Rather than only checking to see if the marble is sitting in its final position, which we traditionally do when testing enzyme designs computationally, we should also pay attention to the bumps and wells on the way down the slope.

Enginzyme’s modeling approach

To do exactly this, we have been working on a modelling approach using a coarse-grained protein representation. This method models the interaction between protein residues based on their chemical properties. Under the effect of a virtual “heating” process, the simplified representations of the protein variants unfold. The unfolding patterns that we see in our simulations, equivalent to the bumps and wells in the slope, are a result of the protein sequence. By analysing them, we can identify an increased misfolding risk for a given new protein sequence, which we can then filter out.

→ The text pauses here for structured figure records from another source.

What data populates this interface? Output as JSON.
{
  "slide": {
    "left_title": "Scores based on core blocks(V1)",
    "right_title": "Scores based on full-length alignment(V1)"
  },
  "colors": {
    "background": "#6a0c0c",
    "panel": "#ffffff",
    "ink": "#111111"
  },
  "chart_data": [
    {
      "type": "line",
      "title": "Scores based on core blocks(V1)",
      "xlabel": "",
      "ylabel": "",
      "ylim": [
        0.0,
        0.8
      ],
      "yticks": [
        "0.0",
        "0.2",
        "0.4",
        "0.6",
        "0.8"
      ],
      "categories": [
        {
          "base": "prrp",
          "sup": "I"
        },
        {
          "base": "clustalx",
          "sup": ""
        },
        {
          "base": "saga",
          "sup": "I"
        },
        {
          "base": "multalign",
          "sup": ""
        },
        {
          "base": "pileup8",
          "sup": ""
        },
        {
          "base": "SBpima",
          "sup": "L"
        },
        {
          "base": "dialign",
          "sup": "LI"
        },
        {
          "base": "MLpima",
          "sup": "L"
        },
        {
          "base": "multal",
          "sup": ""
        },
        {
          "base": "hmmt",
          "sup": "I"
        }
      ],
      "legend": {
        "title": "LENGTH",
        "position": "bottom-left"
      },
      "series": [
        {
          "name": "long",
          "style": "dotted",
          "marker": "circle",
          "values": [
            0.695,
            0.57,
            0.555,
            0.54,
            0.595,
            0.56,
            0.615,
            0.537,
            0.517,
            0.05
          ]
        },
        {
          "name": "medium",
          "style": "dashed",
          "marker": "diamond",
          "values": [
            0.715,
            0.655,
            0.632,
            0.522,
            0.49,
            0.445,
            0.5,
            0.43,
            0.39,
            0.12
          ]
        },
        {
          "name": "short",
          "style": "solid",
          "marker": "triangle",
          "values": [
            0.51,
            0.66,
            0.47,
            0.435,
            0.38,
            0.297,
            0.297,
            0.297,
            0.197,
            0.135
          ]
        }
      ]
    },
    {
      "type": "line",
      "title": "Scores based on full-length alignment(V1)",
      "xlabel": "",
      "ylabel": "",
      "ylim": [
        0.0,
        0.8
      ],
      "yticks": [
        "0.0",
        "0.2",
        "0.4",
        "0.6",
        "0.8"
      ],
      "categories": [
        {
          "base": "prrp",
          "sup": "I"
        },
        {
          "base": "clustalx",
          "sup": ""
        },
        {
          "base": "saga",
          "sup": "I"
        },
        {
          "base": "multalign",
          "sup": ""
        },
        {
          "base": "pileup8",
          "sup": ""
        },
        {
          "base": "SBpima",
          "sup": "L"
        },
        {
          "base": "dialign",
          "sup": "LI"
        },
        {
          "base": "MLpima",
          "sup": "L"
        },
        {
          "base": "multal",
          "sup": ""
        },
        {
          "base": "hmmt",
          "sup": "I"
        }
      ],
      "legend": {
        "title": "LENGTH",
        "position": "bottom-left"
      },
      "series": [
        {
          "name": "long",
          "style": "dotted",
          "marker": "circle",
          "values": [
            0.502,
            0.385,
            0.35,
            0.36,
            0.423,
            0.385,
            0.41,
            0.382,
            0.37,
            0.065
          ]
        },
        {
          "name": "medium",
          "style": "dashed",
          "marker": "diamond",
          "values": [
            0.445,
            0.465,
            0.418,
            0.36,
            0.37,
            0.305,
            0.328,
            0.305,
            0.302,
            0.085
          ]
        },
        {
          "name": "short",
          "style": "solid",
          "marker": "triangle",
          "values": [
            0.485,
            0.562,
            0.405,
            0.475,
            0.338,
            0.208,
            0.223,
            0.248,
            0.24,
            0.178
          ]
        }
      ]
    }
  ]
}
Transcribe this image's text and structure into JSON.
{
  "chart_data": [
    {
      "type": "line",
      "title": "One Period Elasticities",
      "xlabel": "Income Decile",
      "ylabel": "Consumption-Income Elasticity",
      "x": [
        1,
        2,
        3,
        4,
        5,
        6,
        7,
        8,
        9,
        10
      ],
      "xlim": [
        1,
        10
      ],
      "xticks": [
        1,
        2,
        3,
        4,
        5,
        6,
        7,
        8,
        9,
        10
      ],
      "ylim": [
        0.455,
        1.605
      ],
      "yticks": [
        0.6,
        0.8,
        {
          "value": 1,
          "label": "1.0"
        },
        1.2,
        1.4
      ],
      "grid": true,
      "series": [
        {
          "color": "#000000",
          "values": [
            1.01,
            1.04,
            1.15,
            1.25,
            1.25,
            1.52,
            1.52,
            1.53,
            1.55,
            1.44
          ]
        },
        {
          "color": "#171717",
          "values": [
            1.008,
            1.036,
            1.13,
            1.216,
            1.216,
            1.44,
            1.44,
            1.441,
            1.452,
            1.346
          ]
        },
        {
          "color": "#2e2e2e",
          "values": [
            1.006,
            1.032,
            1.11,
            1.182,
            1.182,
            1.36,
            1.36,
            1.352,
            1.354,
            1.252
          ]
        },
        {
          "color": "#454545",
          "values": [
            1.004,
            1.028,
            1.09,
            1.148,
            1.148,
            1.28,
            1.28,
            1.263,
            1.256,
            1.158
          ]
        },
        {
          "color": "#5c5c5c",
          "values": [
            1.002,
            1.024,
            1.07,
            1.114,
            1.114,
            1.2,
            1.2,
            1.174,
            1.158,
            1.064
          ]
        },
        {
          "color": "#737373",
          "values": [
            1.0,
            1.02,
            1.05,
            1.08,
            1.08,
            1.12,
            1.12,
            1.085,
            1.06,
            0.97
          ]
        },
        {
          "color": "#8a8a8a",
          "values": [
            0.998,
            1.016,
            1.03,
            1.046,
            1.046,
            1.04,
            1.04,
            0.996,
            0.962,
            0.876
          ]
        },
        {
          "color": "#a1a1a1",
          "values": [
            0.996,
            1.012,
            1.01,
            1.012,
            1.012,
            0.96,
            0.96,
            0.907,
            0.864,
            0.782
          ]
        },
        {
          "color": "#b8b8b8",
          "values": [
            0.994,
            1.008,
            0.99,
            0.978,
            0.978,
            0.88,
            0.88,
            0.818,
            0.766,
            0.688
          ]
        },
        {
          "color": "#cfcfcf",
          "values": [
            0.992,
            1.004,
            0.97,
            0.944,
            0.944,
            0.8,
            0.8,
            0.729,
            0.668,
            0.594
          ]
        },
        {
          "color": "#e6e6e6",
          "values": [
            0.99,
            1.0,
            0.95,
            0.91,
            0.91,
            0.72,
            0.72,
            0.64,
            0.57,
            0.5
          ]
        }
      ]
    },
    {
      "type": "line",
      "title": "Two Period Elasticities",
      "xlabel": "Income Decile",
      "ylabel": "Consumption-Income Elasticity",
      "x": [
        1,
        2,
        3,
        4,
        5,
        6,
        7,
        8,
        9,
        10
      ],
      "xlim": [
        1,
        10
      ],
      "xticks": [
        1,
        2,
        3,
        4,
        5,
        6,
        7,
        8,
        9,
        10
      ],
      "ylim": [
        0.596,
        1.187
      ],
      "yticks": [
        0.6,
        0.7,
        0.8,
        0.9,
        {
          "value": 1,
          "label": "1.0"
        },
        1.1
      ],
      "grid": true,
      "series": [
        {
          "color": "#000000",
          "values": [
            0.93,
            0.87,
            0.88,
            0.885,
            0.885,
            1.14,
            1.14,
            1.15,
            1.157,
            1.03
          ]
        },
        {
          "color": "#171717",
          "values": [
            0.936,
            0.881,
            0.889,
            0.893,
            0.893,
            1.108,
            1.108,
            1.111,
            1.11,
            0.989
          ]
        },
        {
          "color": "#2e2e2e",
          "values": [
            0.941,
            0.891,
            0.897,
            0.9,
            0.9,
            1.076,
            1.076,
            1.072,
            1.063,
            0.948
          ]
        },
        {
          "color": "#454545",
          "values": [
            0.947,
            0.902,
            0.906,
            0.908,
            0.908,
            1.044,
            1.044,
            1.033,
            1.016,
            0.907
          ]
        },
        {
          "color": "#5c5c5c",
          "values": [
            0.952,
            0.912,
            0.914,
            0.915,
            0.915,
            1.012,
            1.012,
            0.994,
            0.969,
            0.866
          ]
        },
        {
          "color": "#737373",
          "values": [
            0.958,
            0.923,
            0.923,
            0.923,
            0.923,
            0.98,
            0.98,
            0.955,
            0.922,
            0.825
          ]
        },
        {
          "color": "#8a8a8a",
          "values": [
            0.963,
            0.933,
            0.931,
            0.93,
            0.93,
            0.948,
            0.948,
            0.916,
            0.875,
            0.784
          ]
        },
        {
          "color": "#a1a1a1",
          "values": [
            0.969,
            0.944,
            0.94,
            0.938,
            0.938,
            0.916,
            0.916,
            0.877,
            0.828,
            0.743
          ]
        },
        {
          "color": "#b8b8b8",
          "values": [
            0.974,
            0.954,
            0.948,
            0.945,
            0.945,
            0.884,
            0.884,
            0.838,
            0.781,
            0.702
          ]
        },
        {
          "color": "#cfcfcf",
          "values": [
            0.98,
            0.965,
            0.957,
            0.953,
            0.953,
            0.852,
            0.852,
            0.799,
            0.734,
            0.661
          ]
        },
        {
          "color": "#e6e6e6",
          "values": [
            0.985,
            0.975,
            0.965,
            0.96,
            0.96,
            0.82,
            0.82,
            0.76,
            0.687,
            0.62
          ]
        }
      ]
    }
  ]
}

Overall, our current portfolio relies heavily on physics- and knowledge based methods. We use structure and sequence data to understand how our proteins evolve, and we use physics-based models to study both their native states and folding pathways.

Applied during our workflows, AI will significantly enhance the power of these more traditional methods, just as it was the case for AlphaFold.

Innovation is not just about using the latest high-tech tools or flinging buzz-words around. At enginzyme, we stay on the cutting edge of our field by applying the lessons learned in about 40 years of traditional enzyme modelling, and combining these with new, powerful AI methods.